His other half has roots in another universe, in the tradition given to him by his grandfather. The old wise man full of political prescience, played a pacifying role during the independence of India. In Europe and in America, one only remembers what he received from his followers for his jubilees: his weight in gold, platinum and diamonds. One forgets that the fortune collected was amongst other things, used for the development of Kenya.

After that, Karim inherited the specific influence of Ismailism, an unknown Islamic branch that wishes to make the spirit triumph over the world and to liberate the intellect; a doctrine which has drawn from Aristotelian philosophy, a gnosis and an exotericism that aims to harmoniously unify the faith and the mind in order to integrate man with the universe.
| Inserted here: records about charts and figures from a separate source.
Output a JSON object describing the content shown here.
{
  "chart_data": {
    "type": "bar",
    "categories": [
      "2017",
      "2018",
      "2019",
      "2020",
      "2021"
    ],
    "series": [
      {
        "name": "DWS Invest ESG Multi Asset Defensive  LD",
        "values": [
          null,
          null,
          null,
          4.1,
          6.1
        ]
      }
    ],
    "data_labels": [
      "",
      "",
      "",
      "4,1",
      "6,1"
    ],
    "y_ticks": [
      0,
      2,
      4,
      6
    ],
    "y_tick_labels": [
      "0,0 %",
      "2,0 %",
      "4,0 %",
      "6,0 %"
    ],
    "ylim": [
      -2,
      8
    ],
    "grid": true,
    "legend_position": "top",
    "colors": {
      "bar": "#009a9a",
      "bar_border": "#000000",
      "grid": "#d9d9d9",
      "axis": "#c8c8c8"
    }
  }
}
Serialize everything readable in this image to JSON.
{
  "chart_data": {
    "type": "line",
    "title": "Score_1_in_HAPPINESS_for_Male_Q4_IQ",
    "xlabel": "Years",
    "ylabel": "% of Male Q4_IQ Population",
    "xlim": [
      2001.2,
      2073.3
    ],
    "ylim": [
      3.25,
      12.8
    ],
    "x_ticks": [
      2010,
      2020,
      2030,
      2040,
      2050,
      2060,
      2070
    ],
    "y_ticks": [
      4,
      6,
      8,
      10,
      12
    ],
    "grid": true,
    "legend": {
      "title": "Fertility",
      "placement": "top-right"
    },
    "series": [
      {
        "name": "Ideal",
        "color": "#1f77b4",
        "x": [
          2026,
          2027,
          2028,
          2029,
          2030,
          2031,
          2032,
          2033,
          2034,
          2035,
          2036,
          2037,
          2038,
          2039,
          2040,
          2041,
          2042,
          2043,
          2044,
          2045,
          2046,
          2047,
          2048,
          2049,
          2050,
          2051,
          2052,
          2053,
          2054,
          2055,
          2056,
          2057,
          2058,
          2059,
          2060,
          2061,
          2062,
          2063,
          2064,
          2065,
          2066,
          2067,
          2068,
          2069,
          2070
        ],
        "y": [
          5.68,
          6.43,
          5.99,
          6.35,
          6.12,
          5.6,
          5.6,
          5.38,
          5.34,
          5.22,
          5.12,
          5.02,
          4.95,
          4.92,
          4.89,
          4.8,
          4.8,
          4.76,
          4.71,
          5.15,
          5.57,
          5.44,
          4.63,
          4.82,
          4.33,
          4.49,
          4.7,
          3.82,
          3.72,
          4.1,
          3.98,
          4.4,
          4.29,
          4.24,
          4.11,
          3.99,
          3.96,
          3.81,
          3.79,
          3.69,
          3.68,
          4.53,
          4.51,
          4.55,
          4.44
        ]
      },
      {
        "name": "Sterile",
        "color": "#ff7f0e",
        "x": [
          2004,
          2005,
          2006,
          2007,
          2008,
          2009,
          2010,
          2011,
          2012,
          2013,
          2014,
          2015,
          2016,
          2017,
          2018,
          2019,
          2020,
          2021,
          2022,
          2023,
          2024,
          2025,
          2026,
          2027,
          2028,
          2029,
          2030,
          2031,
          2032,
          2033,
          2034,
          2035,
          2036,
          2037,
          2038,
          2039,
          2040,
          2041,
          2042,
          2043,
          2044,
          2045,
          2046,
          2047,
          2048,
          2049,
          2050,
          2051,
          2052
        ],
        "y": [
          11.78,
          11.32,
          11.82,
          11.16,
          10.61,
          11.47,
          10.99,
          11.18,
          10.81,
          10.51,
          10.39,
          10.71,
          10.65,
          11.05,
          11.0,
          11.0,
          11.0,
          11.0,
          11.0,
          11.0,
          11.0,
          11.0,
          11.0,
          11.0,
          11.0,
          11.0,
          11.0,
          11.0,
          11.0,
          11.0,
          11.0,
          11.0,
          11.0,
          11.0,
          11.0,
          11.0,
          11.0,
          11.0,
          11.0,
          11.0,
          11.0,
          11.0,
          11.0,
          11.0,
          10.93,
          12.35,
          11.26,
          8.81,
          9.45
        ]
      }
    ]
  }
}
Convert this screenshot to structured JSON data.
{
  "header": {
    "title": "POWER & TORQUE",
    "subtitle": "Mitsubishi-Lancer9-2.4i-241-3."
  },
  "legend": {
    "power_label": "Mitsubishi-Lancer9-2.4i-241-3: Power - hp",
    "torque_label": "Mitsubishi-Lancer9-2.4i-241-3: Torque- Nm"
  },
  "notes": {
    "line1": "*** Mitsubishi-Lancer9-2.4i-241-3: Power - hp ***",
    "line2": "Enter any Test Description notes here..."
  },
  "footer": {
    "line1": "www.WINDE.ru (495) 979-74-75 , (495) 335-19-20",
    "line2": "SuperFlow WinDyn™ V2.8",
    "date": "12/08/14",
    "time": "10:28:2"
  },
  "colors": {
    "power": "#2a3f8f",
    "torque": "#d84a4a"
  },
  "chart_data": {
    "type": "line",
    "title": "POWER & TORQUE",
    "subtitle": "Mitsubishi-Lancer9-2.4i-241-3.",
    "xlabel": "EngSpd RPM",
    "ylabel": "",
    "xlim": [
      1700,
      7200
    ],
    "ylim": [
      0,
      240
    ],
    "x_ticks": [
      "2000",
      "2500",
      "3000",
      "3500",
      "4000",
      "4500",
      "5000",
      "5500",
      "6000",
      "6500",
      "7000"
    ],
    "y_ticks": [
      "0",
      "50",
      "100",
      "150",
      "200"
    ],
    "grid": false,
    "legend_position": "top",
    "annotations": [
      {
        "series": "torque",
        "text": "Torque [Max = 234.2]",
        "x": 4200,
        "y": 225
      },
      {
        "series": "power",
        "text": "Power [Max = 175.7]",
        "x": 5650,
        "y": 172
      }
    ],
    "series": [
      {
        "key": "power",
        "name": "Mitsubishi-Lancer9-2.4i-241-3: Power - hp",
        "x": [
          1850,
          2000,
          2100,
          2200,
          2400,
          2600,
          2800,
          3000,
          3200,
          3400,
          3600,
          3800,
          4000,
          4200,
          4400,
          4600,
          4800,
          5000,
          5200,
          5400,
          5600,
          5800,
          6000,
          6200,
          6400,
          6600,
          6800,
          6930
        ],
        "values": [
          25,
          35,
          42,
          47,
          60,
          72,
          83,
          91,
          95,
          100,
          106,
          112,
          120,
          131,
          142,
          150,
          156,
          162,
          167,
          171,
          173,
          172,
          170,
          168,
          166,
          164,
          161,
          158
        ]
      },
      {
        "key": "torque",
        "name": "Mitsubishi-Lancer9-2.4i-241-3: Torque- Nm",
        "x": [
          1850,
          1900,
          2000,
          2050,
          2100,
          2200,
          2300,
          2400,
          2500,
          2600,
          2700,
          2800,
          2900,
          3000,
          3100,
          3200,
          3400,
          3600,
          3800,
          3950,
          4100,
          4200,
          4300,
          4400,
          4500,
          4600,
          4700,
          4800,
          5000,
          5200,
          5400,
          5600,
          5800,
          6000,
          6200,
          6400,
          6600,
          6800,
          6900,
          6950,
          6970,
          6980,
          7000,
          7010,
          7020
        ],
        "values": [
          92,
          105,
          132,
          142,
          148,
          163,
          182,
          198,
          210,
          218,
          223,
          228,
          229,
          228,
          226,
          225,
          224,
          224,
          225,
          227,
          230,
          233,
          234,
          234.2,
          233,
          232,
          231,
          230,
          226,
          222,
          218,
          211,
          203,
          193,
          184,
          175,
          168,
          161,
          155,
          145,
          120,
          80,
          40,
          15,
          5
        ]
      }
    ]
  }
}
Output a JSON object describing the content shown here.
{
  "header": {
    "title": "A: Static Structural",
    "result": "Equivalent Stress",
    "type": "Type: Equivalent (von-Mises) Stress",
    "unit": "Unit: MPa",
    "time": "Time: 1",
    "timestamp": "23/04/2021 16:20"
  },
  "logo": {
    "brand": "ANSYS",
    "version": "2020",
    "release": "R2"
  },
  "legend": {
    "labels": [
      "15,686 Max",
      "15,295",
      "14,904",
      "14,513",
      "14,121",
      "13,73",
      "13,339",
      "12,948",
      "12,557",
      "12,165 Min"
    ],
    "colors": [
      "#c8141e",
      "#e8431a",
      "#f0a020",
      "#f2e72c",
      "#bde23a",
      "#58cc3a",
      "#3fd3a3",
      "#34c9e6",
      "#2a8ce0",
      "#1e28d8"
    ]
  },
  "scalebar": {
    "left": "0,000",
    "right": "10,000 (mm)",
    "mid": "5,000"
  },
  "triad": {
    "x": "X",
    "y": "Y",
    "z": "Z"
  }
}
The result of this double influence (East and West) shows where the man stands and also his methods of action. Karim is modern when he demands the profitablity of his enterprises. However, he is a traditionalist when he considers the accumulation of capital as an end.

Moreover, as an occidental, he realizes the necessity of helping the third world, but it is as somebody who identifies with the third world that he deplores the finance of their aid through a loan that leads to a burden of debts. He is then a Westerner and gathers funds to catalyse investments. After that, as an Easterner again. The Muslim speaks to recommend cautiousness and pragmatism. "I have learned to be scared of going too fast. The most important thing is to be sure of the quality of what we do".

A behaviour that is going against blind charity. Whoever is cured in one of the princes' dispensary ought to give a small offering, even if it is a little. "What is free is not worth anything" comments one of his associates. A philosophy and wisdom that is also aimed at intellectuals. Here is how the Aga Khan IV, in 1983, defined the aim of the university that is financing in and which will carry his name: "To allow the students to acquire learning and the spiritual knowledge essential for the balance of this "learning" what if such a comment was also worth elsewhere, here?